Pakistan At the Boil
The early morning story about Pakistani lawyers beginning a two day march to protest the new government’s foot-dragging on restoring the judges sacked by Musharraf was quickly overtaken. NATO forces are said to have bombed a Pakistan border fort and killed 11 soldiers. Though all the facts aren’t in, and those disputed, national sentiment isn’t waiting for a calm assessment. Fury would characterize it.
The protest will ramp up pressure on Musharraf to step down. He has been isolated since his allies were trounced in a February election and opponents are demanding he quit and face trial.
It is also a challenge to the two-month-old coalition government led by the party of slain former prime minister Benazir Bhutto and a threat to the coalition’s tenuous unity.

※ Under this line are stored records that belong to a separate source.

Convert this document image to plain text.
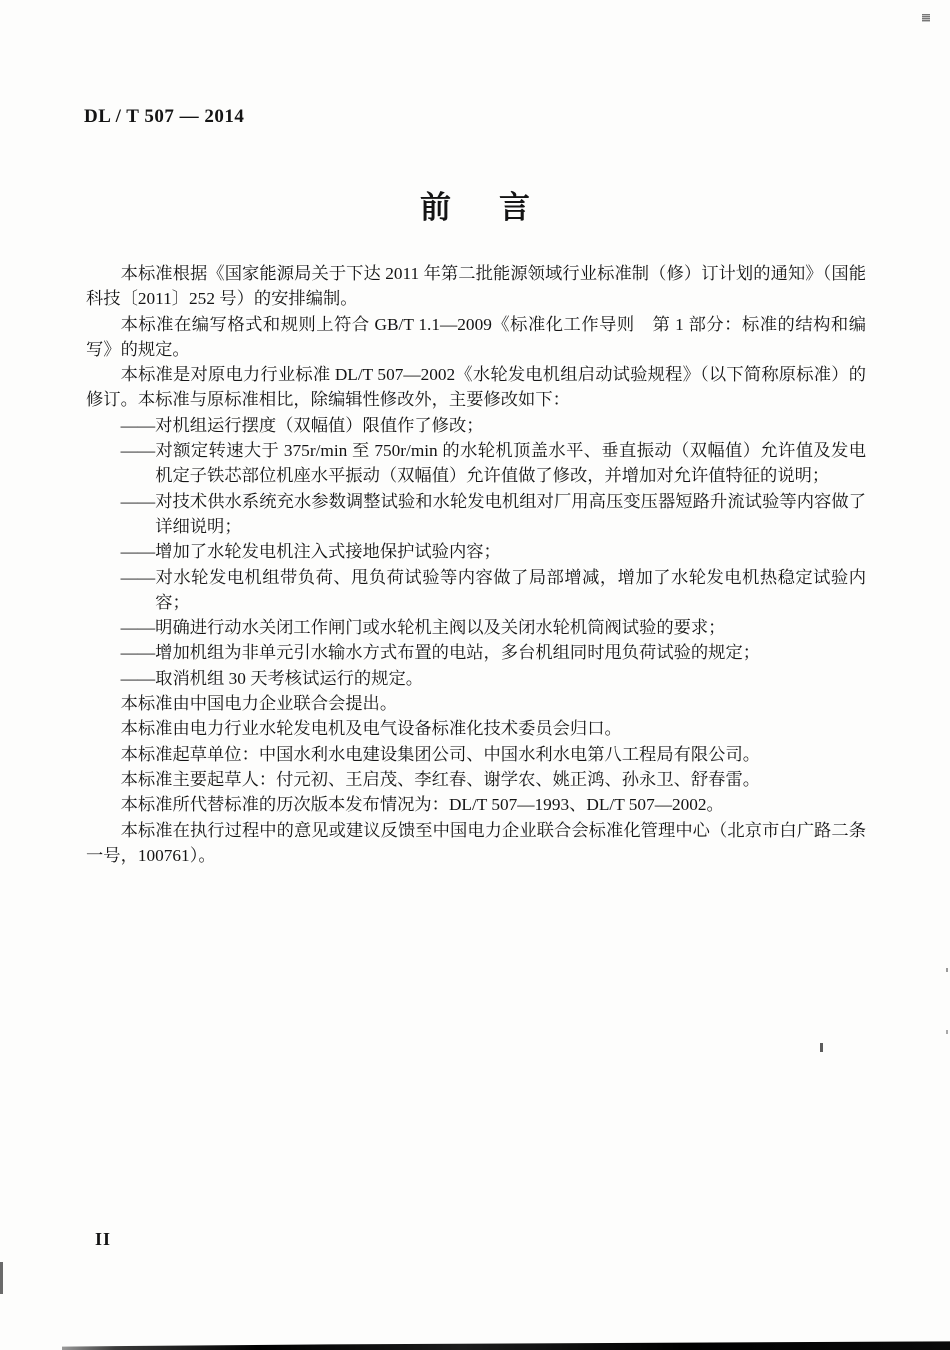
DL / T 507 — 2014
前 言

本标准根据《国家能源局关于下达 2011 年第二批能源领域行业标准制（修）订计划的通知》（国能科技〔2011〕252 号）的安排编制。

本标准在编写格式和规则上符合 GB/T 1.1—2009《标准化工作导则　第 1 部分：标准的结构和编写》的规定。

本标准是对原电力行业标准 DL/T 507—2002《水轮发电机组启动试验规程》（以下简称原标准）的修订。本标准与原标准相比，除编辑性修改外，主要修改如下：

——对机组运行摆度（双幅值）限值作了修改；

——对额定转速大于 375r/min 至 750r/min 的水轮机顶盖水平、垂直振动（双幅值）允许值及发电机定子铁芯部位机座水平振动（双幅值）允许值做了修改，并增加对允许值特征的说明；

——对技术供水系统充水参数调整试验和水轮发电机组对厂用高压变压器短路升流试验等内容做了详细说明；

——增加了水轮发电机注入式接地保护试验内容；

——对水轮发电机组带负荷、甩负荷试验等内容做了局部增减，增加了水轮发电机热稳定试验内容；

——明确进行动水关闭工作闸门或水轮机主阀以及关闭水轮机筒阀试验的要求；

——增加机组为非单元引水输水方式布置的电站，多台机组同时甩负荷试验的规定；

——取消机组 30 天考核试运行的规定。

本标准由中国电力企业联合会提出。

本标准由电力行业水轮发电机及电气设备标准化技术委员会归口。

本标准起草单位：中国水利水电建设集团公司、中国水利水电第八工程局有限公司。

本标准主要起草人：付元初、王启茂、李红春、谢学农、姚正鸿、孙永卫、舒春雷。

本标准所代替标准的历次版本发布情况为：DL/T 507—1993、DL/T 507—2002。

本标准在执行过程中的意见或建议反馈至中国电力企业联合会标准化管理中心（北京市白广路二条一号，100761）。

II
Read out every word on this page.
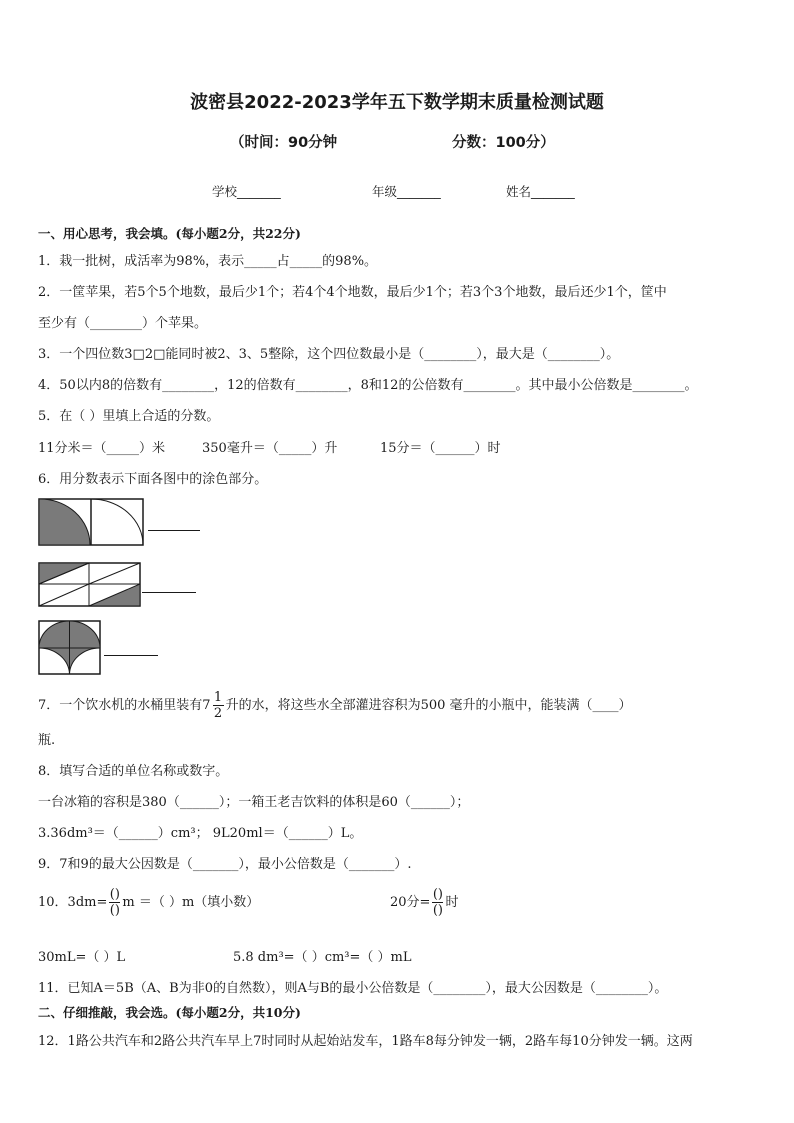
波密县2022-2023学年五下数学期末质量检测试题
（时间：90分钟	分数：100分）
学校_______	年级_______	姓名_______
一、用心思考，我会填。(每小题2分，共22分)
1．栽一批树，成活率为98%，表示_____占_____的98%。
2．一筐苹果，若5个5个地数，最后少1个；若4个4个地数，最后少1个；若3个3个地数，最后还少1个，筐中
至少有（________）个苹果。
3．一个四位数3□2□能同时被2、3、5整除，这个四位数最小是（________），最大是（________）。
4．50以内8的倍数有________，12的倍数有________，8和12的公倍数有________。其中最小公倍数是________。
5．在（ ）里填上合适的分数。
11分米＝（_____）米	350毫升＝（_____）升	15分＝（______）时
6．用分数表示下面各图中的涂色部分。
7．一个饮水机的水桶里装有$7 \frac{1}{2}$ 升的水，将这些水全部灌进容积为500 毫升的小瓶中，能装满（____）
瓶.
8．填写合适的单位名称或数字。
一台冰箱的容积是380（______）；一箱王老吉饮料的体积是60（______）；
3.36dm³＝（______）cm³； 9L20ml＝（______）L。
9．7和9的最大公因数是（_______），最小公倍数是（_______）.
10．$3dm= \frac{()}{()}$ m ＝（ ）m（填小数）	20分= $\frac{()}{()}$ 时
30mL=（ ）L	5.8 dm³=（ ）cm³=（ ）mL
11．已知A＝5B（A、B为非0的自然数），则A与B的最小公倍数是（________），最大公因数是（________）。
二、仔细推敲，我会选。(每小题2分，共10分)
12．1路公共汽车和2路公共汽车早上7时同时从起始站发车，1路车8每分钟发一辆，2路车每10分钟发一辆。这两
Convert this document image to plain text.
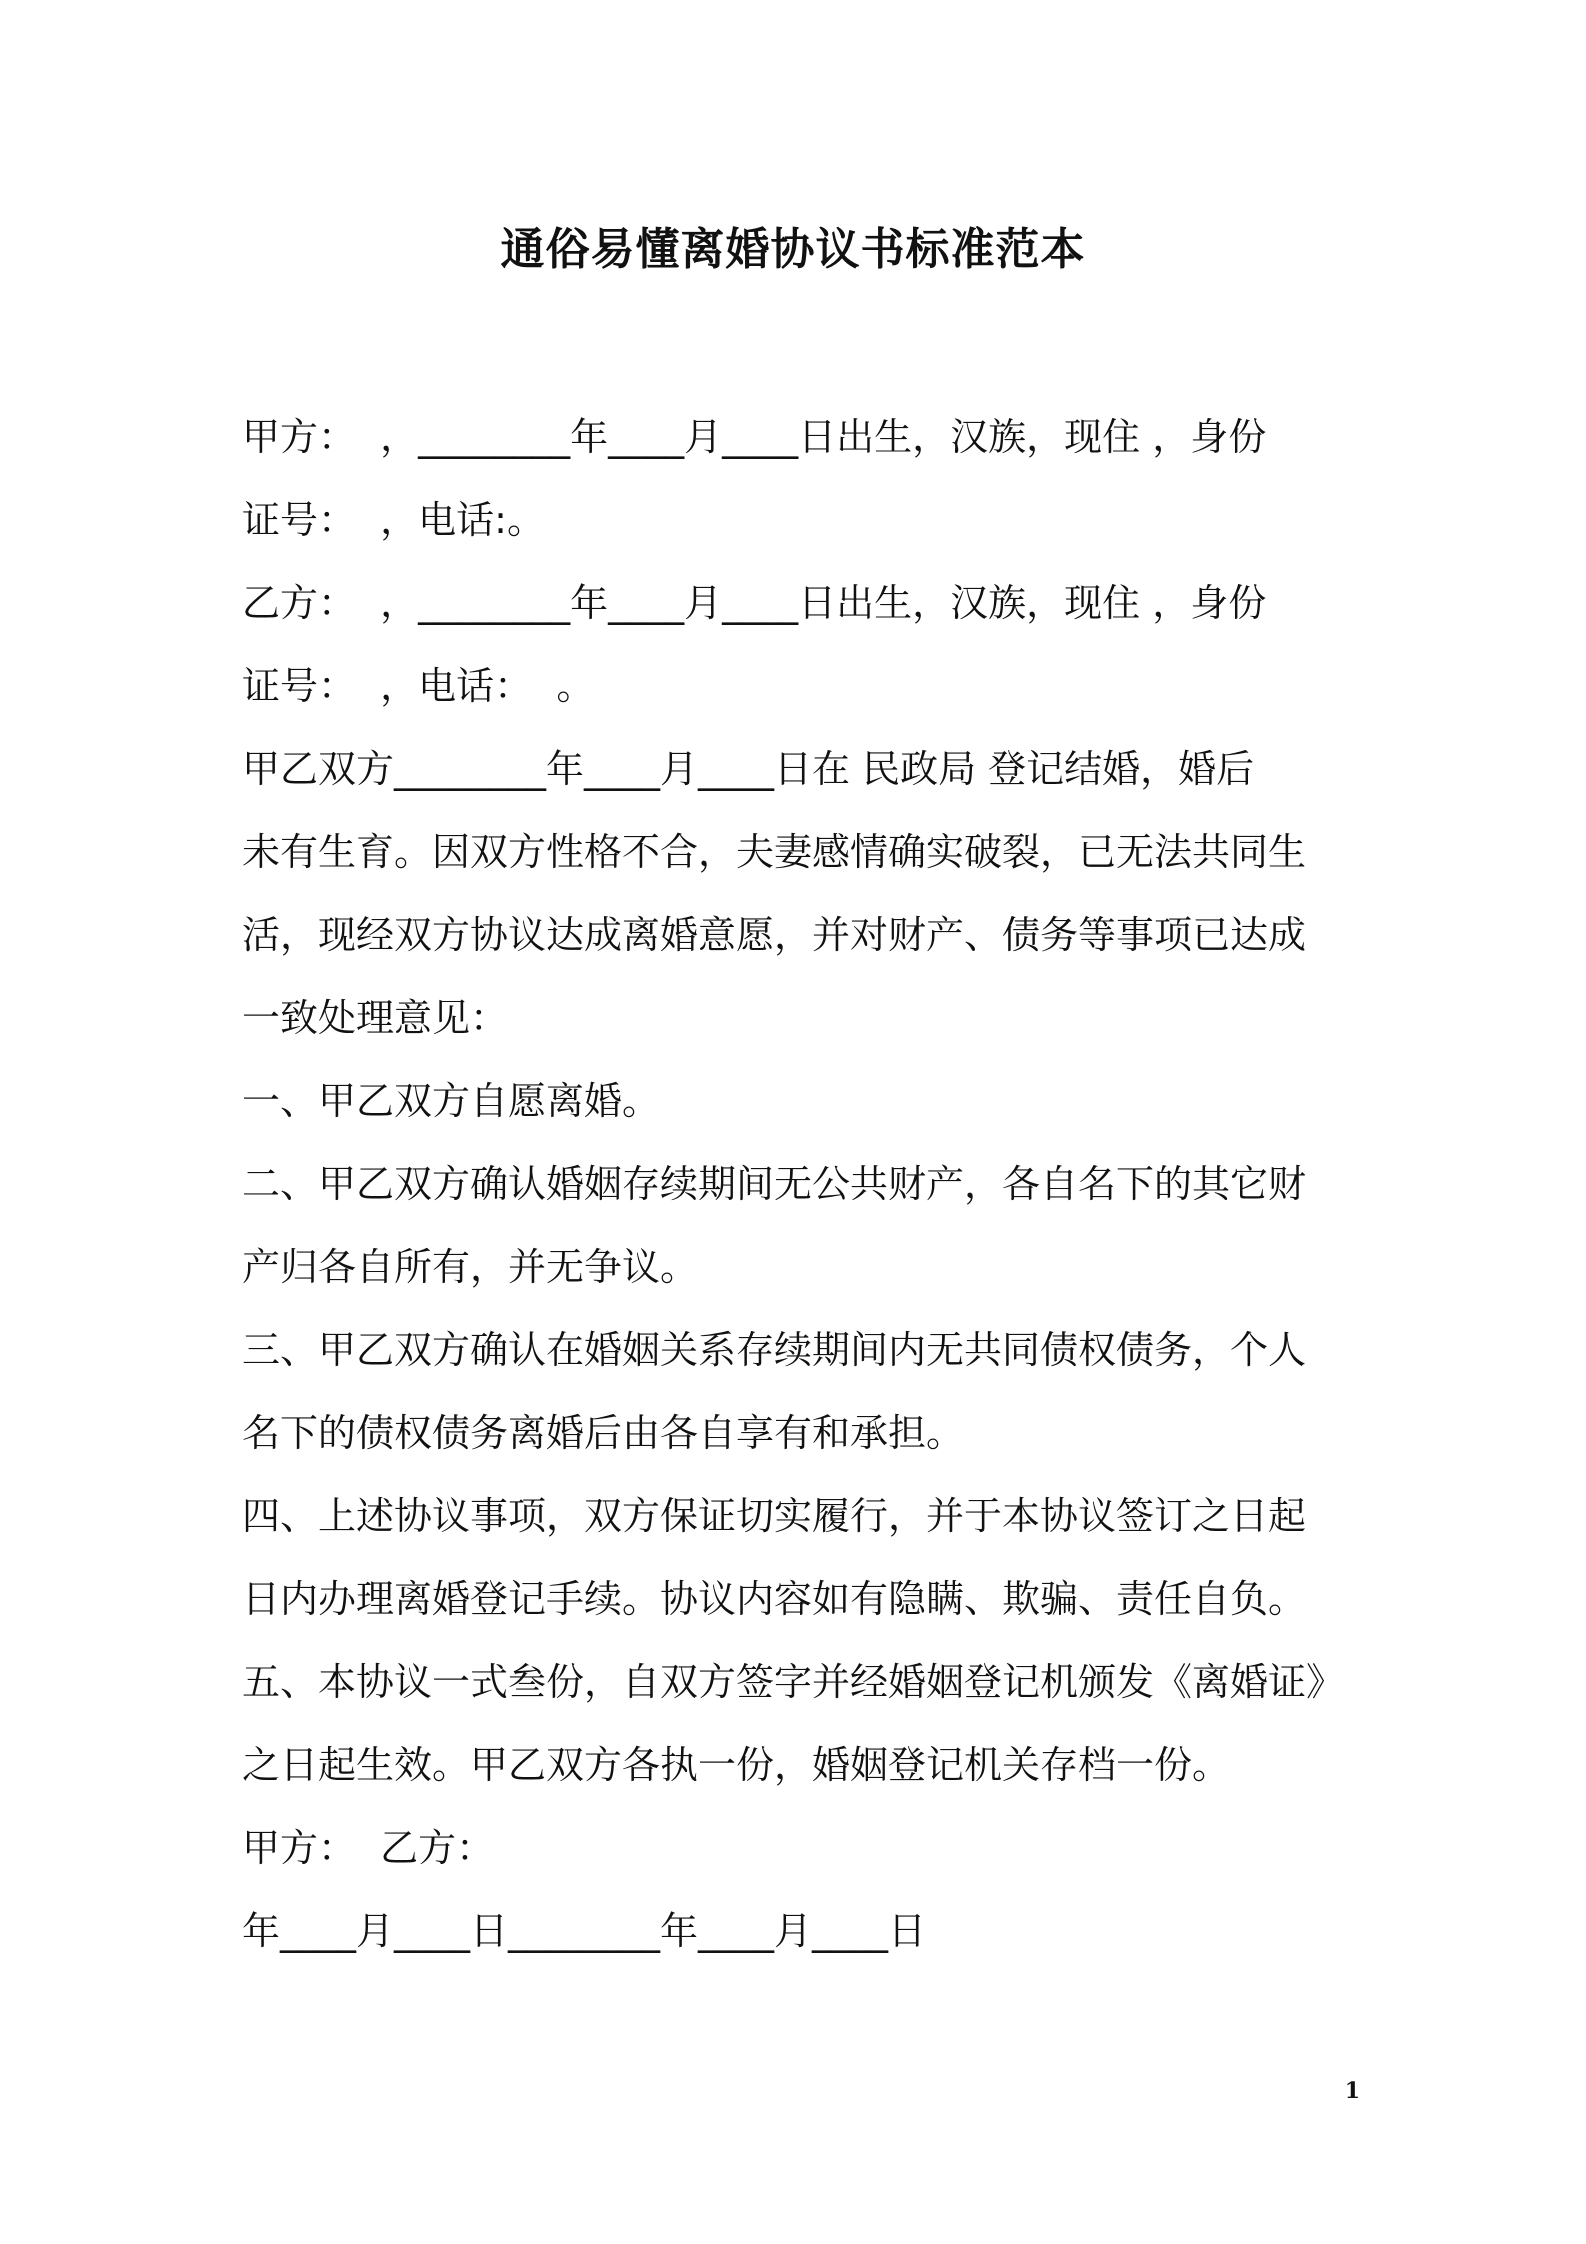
通俗易懂离婚协议书标准范本
甲方：  ，________年____月____日出生，汉族，现住 ，身份
证号：  ，电话:。
乙方：  ，________年____月____日出生，汉族，现住 ，身份
证号：  ，电话：  。
甲乙双方________年____月____日在 民政局 登记结婚，婚后
未有生育。因双方性格不合，夫妻感情确实破裂，已无法共同生
活，现经双方协议达成离婚意愿，并对财产、债务等事项已达成
一致处理意见：
一、甲乙双方自愿离婚。
二、甲乙双方确认婚姻存续期间无公共财产，各自名下的其它财
产归各自所有，并无争议。
三、甲乙双方确认在婚姻关系存续期间内无共同债权债务，个人
名下的债权债务离婚后由各自享有和承担。
四、上述协议事项，双方保证切实履行，并于本协议签订之日起
日内办理离婚登记手续。协议内容如有隐瞒、欺骗、责任自负。
五、本协议一式叁份，自双方签字并经婚姻登记机颁发《离婚证》
之日起生效。甲乙双方各执一份，婚姻登记机关存档一份。
甲方：  乙方：
年____月____日________年____月____日
1
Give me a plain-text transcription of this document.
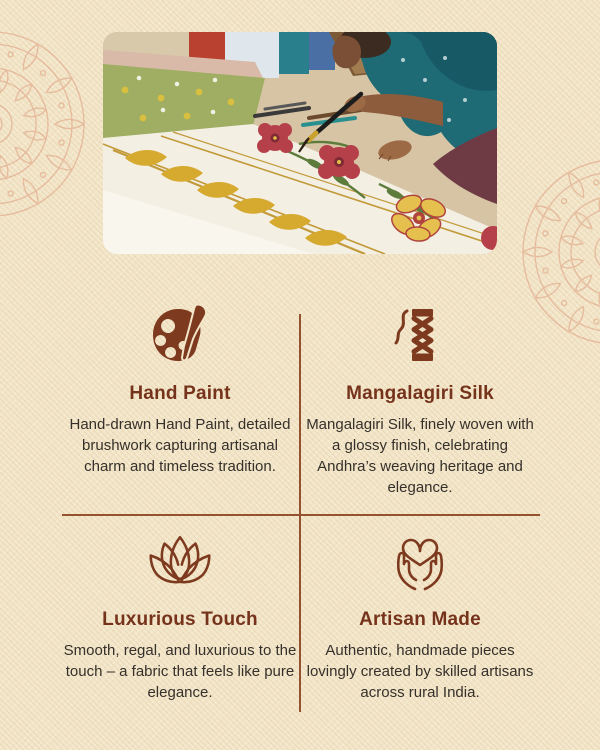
Hand Paint

Hand-drawn Hand Paint, detailed brushwork capturing artisanal charm and timeless tradition.

Mangalagiri Silk

Mangalagiri Silk, finely woven with a glossy finish, celebrating Andhra’s weaving heritage and elegance.

Luxurious Touch

Smooth, regal, and luxurious to the touch – a fabric that feels like pure elegance.

Artisan Made

Authentic, handmade pieces lovingly created by skilled artisans across rural India.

The second biggest party in the coalition, led by another former prime minister, Nawaz Sharif, say Bhutto’s party has been dragging its feet on the restoration of the sacked judges and it is supporting the lawyers’ protest.
Pakistan has condemned a “cowardly and unprovoked” Nato airstrike which killed 11 of its soldiers last night, threatening relations between the West and Islamabad.
The Pakistan army’s paramilitary checkpost at Gora Prai in the Mohmand tribal agency was “destroyed by coalition forces in Afghanistan through aerial attack”, killing 11 troops including an officer, said an unusually harshly worded statement attributed to an army spokesman.